Deploy the kube-lego helm chart on Rancher

Question

Pulumi · Accepted Answer

In order to deploy the kube-lego Helm chart on a Rancher-managed Kubernetes cluster using Pulumi, you would follow these steps:

1. Setup and configure a Rancher Kubernetes cluster using the `rancher2.Cluster` resource.
2. Install the kube-lego Helm chart onto the cluster.

Before starting with the Pulumi code, ensure that you have Pulumi installed and configured, as well as access to a Rancher server where you are able to create clusters. Also, the Helm chart for kube-lego should be available in a Helm repository that is accessible from your Kubernetes cluster.

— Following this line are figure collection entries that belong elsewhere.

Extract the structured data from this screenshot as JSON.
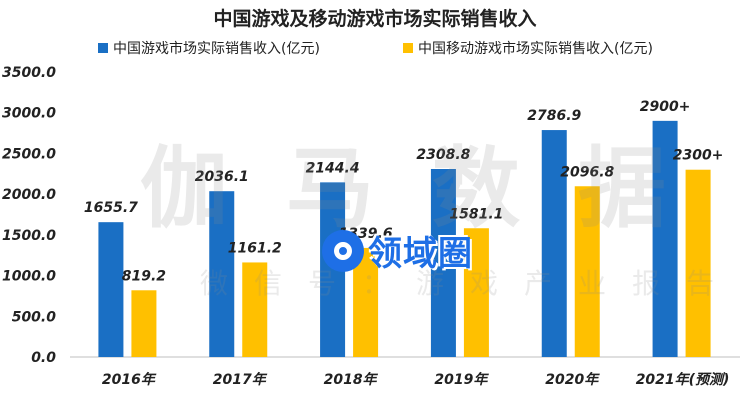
{
  "chart_data": {
    "type": "bar",
    "title": "中国游戏及移动游戏市场实际销售收入",
    "xlabel": "",
    "ylabel": "",
    "categories": [
      "2016年",
      "2017年",
      "2018年",
      "2019年",
      "2020年",
      "2021年(预测)"
    ],
    "series": [
      {
        "name": "中国游戏市场实际销售收入(亿元)",
        "color": "#1a6fc4",
        "values": [
          1655.7,
          2036.1,
          2144.4,
          2308.8,
          2786.9,
          2900
        ],
        "labels": [
          "1655.7",
          "2036.1",
          "2144.4",
          "2308.8",
          "2786.9",
          "2900+"
        ]
      },
      {
        "name": "中国移动游戏市场实际销售收入(亿元)",
        "color": "#ffc000",
        "values": [
          819.2,
          1161.2,
          1339.6,
          1581.1,
          2096.8,
          2300
        ],
        "labels": [
          "819.2",
          "1161.2",
          "1339.6",
          "1581.1",
          "2096.8",
          "2300+"
        ]
      }
    ],
    "yticks": [
      "0.0",
      "500.0",
      "1000.0",
      "1500.0",
      "2000.0",
      "2500.0",
      "3000.0",
      "3500.0"
    ],
    "ylim": [
      0,
      3500
    ],
    "grid": false,
    "legend": "top"
  },
  "watermark": {
    "main": "伽马数据",
    "sub": "微信号：游戏产业报告",
    "logo_text": "领域圈"
  }
}
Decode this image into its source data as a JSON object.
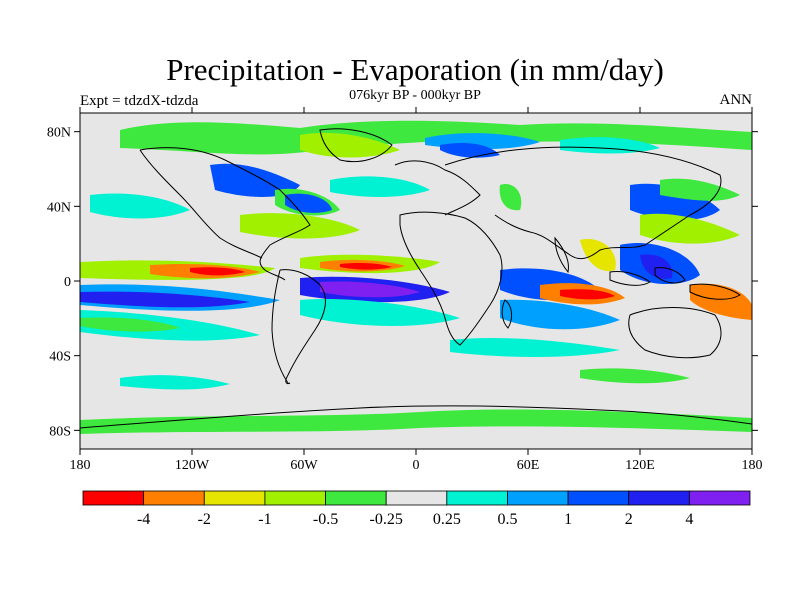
{
  "title": "Precipitation - Evaporation (in mm/day)",
  "subtitle": "076kyr BP - 000kyr BP",
  "left_label": "Expt = tdzdX-tdzda",
  "right_label": "ANN",
  "lat_ticks": [
    "80N",
    "40N",
    "0",
    "40S",
    "80S"
  ],
  "lon_ticks": [
    "180",
    "120W",
    "60W",
    "0",
    "60E",
    "120E",
    "180"
  ],
  "colorbar": {
    "colors": [
      "#ff0000",
      "#ff8000",
      "#e5e500",
      "#a0f000",
      "#3ee83e",
      "#e6e6e6",
      "#00f2d2",
      "#00a0ff",
      "#0050ff",
      "#2020f0",
      "#8020f0"
    ],
    "labels": [
      "-4",
      "-2",
      "-1",
      "-0.5",
      "-0.25",
      "0.25",
      "0.5",
      "1",
      "2",
      "4"
    ]
  },
  "map_colors": {
    "background": "#e6e6e6",
    "land_outline": "#000000"
  }
}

For the sake of this example, we'll assume you have your Rancher API URL, Access Key, Secret Key, and the Kubernetes version ready. `kube-lego` is typically used for automatic Let's Encrypt certificate provisioning. However, please be aware that `kube-lego` is deprecated and is succeeded by `cert-manager`. You should only use `kube-lego` if you have a specific reason for not using `cert-manager`.

Below is a Pulumi program written in TypeScript that creates a new Kubernetes cluster in Rancher and deploys the kube-lego Helm chart:

```typescript
import * as pulumi from "@pulumi/pulumi";
import * as rancher2 from "@pulumi/rancher2";
import * as k8s from "@pulumi/kubernetes";

// Create a new Rancher v2 Cluster
const cluster = new rancher2.Cluster("my-cluster", {
    rkeConfig: {
        // Specify the desired Kubernetes version
        kubernetesVersion: "v1.20.x",
        // Define the node groups with roles and instance types
        nodes: [
            {
                // Your node configuration here
                address: "node-address",
                user: "user", // SSH username for the node
                role: ["etcd", "controlplane", "worker"], // Node roles
                // SSH private key for the user account
                sshKey: "<YOUR_SSH_PRIVATE_KEY>",
            },
        ],
    },
});

// Create a Pulumi Kubernetes provider that targets the cluster
const k8sProvider = new k8s.Provider("k8s-provider", {
    kubeconfig: cluster.kubeConfigRaw,
});

// Deploy kube-lego using a Helm Chart
const kubeLegoChart = new k8s.helm.v3.Chart("kube-lego", {
    fetchOpts:{ 
        repo: "https://charts.jetstack.io" // Make sure this is the correct Helm repo for kube-lego
    },
    chart: "kube-lego",
    version: "0.1.5", // Specify the chart version you want to deploy
    values: {
        // kube-lego specific values to configure
        config: {
            LEGO_EMAIL: "email@example.com", // Replace with your email
            LEGO_URL: "https://acme-v01.api.letsencrypt.org/directory",
        },
    },
}, { provider: k8sProvider });

// Export the cluster kubeconfig to be able to interact with the cluster with kubectl
export const kubeconfig = cluster.kubeConfigRaw;
```

This program performs the following actions:
- It creates a new Kubernetes cluster on Rancher using the desired version and nodes configuration specified in `rkeConfig`. You should replace `node-address`, `user`, your SSH private key, and the Kubernetes version with your actual values.
- Then it sets up a new instance of the Pulumi Kubernetes provider (`k8sProvider`), which points to the newly created Rancher cluster. This is done using the cluster's `kubeConfigRaw` output, which contains the kubeconfig file contents needed to access the Kubernetes cluster.
- Following that, it uses the Pulumi Kubernetes provider to deploy the `kube-lego` Helm chart onto the Rancher cluster. Make sure to replace `email@example.com` with the email address you want to register with Let's Encrypt.

Please make sure you review and adjust values to your specific requirements and note that this program is intended for educational purposes and further refinement is expected for production use. Also, given that `kube-lego` is deprecated, consider using `cert-manager` for new projects.